08/10/16 à 10:44 - Mise à jour à 10:43

Source: Belga

Le romancier américain Douglas Kennedy estime que le phénomène Donald Trump est significatif de "la montée de l'extrême droite partout dans le monde" et que s'il était élu à la présidentielle du 8 novembre il serait le "Mussolini américain", dans un entretien à l'AFP.

Trump serait le "Mussolini américain", juge Douglas Kennedy

Douglas Kennedy © Reuters

"Donald Trump est misogyne, misanthrope. Il a un égo de la taille du Canada", juge le romancier. "S'il était élu, Trump serait le Mussolini américain", met en garde l'auteur de "La femme du Ve" et de "Cet instant-là", qui votera Hillary Clinton sans l'ombre d'une hésitation. "Trump n'a aucune chance" de remporter l'élection, affirme l'écrivain à succès au cours d'une entretien dans son appartement parisien. Mais sa présence dans la course à la Maison Blanche démontre que "partout, l'extrême droite progresse".

"J'ai l'impression que personne ne se souvient des années 1930" avec la montée des régimes totalitaires en Europe, déplore-t-il.

S'il ne croit pas aux chances de Donald Trump d'occuper le fauteuil de Barack Obama, il craint que le Sénat soit encore dominé par les républicains "de plus en plus manichéens". "Ce serait terrible", dit-il car, dans ce cas-là, souligne-t-il, les nominations de juges progressistes à la Cour suprême seraient systématiquement bloquées.

"Hillary Clinton est une femme hyper capable" d'occuper la fonction présidentielle, insiste l'écrivain. "Elle sera une très grande présidente", croit-il, en dénonçant la "misogynie" dont, selon lui, elle est la victime.

"En fait, elle est plus intelligente que les autres et ça c'est difficile aux Etats-Unis. Honnêtement, à peine 20% de la population américaine est très très bien éduquée".

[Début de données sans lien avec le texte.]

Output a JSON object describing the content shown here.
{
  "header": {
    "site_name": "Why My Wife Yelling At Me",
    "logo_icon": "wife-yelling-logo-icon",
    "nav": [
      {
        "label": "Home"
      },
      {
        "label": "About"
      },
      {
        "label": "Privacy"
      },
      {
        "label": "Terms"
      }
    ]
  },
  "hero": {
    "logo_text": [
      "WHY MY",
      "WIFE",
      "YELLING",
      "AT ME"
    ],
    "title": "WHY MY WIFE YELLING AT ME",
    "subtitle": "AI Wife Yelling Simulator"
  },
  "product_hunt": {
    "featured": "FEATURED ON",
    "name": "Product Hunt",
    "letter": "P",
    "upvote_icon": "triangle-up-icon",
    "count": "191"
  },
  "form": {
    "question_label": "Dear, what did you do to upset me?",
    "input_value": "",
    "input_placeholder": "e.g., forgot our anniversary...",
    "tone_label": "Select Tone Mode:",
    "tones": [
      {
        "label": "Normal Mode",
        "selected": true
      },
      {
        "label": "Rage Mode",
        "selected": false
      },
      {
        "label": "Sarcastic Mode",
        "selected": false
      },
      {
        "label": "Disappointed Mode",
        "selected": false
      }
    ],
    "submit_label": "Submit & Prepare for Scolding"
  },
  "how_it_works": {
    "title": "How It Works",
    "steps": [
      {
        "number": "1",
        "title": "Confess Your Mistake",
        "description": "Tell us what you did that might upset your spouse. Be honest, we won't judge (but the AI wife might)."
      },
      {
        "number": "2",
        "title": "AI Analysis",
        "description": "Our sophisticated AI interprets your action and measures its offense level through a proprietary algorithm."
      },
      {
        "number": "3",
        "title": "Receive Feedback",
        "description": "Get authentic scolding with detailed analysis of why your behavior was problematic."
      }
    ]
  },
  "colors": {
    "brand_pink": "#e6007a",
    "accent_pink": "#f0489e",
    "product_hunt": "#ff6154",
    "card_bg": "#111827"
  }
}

"Il n'y a jamais eu un tel gouffre entre une Amérique tournée vers le monde extérieur et progressiste - celle incarnée par Bill Clinton et Barack Obama - et la vision ultra-religieuse, anti-avortement, pro-valeurs familiales défendue par les républicains", estime-t-il. "Il y a un tel manque d'empathie chez eux", se lamente l'écrivain.